Sync only the `email` and `name` fields from the table `web.customers`:

> NB. The primary key will automatically be included in the column set

```
db-sync --user root --password mypass 127.0.0.1 111.222.3.44 web.customers -c email -c name
```

##### Example 5

Sync every column except for the `updated_at` fields from the table `web.customers`:

```
db-sync --user root --password mypass 127.0.0.1 111.222.3.44 web.customers -i updated_at
```

##### Example 6

Sync every column from the table `web.customers` but only use the `updated_at` fields when calculating the hash:

> Inconsistencies in other fields will not be detected. In the event of a hash inconsistency in fields which are
included, the excluded fields will still be copied to the target host.

```
db-sync --user root --password mypass 127.0.0.1 111.222.3.44 web.customers -C updated_at
```

##### Example 7

Sync every column from the table `web.customers` and use all fields except for the `notes` or `info` fields when calculating the hash:

> Inconsistencies in excluded fields will not be detected. In the event of a hash inconsistency in fields which are included,
the excluded fields will still be copied to the target host.

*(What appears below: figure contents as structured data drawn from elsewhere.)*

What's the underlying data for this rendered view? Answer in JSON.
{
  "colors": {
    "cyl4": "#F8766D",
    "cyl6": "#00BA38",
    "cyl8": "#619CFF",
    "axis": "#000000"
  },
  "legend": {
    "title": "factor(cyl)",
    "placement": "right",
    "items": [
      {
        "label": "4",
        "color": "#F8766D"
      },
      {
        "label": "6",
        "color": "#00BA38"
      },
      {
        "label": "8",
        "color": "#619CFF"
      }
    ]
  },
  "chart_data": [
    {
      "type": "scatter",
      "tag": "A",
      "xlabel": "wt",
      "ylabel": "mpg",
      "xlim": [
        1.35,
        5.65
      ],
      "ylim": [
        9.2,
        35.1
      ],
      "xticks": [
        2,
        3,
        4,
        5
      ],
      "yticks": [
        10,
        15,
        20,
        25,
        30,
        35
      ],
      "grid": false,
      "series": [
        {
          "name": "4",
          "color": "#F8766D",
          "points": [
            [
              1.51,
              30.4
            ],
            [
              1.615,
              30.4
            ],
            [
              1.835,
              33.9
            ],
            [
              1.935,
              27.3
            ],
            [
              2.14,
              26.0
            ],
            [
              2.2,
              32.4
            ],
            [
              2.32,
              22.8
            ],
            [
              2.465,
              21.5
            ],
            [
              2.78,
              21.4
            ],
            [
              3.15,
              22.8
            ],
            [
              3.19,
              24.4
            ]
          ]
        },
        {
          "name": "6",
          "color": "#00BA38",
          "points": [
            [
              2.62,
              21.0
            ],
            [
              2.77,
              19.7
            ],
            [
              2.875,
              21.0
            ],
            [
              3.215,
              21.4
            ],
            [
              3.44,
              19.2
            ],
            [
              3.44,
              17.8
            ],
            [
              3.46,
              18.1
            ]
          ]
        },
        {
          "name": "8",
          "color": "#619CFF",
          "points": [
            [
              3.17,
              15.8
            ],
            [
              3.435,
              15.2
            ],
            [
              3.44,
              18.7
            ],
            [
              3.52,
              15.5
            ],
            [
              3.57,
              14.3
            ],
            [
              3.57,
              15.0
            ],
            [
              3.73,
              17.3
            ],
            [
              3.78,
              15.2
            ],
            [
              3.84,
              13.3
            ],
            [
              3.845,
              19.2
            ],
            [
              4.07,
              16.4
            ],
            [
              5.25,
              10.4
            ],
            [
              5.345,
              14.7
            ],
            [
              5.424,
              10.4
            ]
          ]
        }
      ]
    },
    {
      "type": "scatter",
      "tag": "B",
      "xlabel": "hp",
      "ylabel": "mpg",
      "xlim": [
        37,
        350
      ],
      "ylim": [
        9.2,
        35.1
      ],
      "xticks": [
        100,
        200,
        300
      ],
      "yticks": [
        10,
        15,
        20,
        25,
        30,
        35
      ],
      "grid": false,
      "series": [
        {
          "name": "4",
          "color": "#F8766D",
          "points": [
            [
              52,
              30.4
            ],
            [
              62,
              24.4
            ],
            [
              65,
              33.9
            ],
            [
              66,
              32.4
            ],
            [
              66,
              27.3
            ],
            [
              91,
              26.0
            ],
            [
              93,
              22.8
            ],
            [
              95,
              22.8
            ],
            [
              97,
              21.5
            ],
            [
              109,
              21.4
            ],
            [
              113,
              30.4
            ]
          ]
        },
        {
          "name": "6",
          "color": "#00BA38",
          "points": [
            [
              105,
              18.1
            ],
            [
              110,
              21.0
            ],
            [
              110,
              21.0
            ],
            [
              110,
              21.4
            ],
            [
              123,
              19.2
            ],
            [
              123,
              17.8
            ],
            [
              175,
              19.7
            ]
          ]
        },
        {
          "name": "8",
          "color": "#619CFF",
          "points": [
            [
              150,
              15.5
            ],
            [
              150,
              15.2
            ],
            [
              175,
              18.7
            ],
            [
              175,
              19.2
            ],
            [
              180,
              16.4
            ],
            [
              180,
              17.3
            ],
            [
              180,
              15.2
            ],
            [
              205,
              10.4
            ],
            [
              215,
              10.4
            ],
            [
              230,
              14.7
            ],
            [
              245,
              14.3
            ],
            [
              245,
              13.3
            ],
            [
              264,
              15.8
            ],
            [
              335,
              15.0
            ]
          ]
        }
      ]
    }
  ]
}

> This is especially useful for tables with long text fields that don't change after initial insert, or which are associated
with an `on update CURRENT_TIMESTAMP` field. For large tables this can offer a big performance boost.

```
db-sync --user root --password mypass 127.0.0.1 111.222.3.44 web.customers -I notes -I info
```

##### Example 8

Sync the table `web.customers` to a table under a different name in a different database `web_backup.customers_2`:

```
db-sync --user root --password mypass --target.table web_backup.customers_2 127.0.0.1 111.222.3.44 web.customers
```

##### Example 9

Sync the table `web.customers` only including active records and delete records in the target table, that are no longer active:

```
db-sync --user root --password mypass 127.0.0.1 111.222.3.44:13306 web.customers --delete --where="active = 1"
```

Config File
-----------

To avoid having to specify options repeatedly, and to avoid exposing your password on the tty you can specify a config file.
By default DbSync will look for a file named `dbsync.ini` in the current working directory.

Example:

```ini
user=root
password=mypass
target.user=admin
target.password=myadminpass
```

Use library within project (non-commandline)
--------------------------------------------

You can include the library within your project and use the components directly:

```PHP
use \DbSync\DbSync;
use \DbSync\Transfer\Transfer;
use \DbSync\Hash\ShaHash;
use \DbSync\Table;
use \DbSync\ColumnConfiguration;

$sync = new DbSync(new Transfer(new ShaHash(), $blockSize, $transferSize));

$sync->setLogger(new YourPsrLogger());

$sync->dryRun(false);

$sync->delete(true);

$sourceTable = new Table($sourceConnection, $sourceDb, $sourceTable);
$targetTable = new Table($targetConnection, $targetDb, $targetTable);

// if you only want specific columns
$columnConfig = new ColumnConfiguration($syncColumns, $ignoreColumns);

// if you only want to use specific columns for the comparison
$compareConfig = new ColumnConfiguration($compareColumns, $ignoreCompareColumns);

// optionally apply a where clause - this can be useful when sync-ing large tables, where
// you can make use of a column to rule out large portions of the data
// that you know haven't changed, such as columns with "on update CURRENT_TIMESTAMP" etc..
$sourceTable->setWhereClause(new WhereClause("column_name = ?", ['value']));
$targetTable->setWhereClause(new WhereClause("column_name > ?", ['value']));

$sync->sync($sourceTable, $targetTable, $columnConfig, $compareConfig);
```

Roadmap
-------

* [x] 100% test coverage via full stack integration tests
* [x] Allow option to delete data from target where not present on the source
* [x] Use symfony console command for sync
* [ ] Option to re-try with back-off on lock wait timeouts
* [ ] Option to create missing tables on target
* [ ] Option to skip duplicate key errors
* [ ] Speed up initial sync of empty table - Maybe offer combination with other tool for full fast outfile based replacement

Requirements
------------

PHP 5.4 or above
PDO MySQL Extension

License
-------

DbSync is licensed under the MIT License - see the LICENSE file for details

Acknowledgments
---------------

- Inspiration for this project came from the Percona Tools `pt-table-sync`.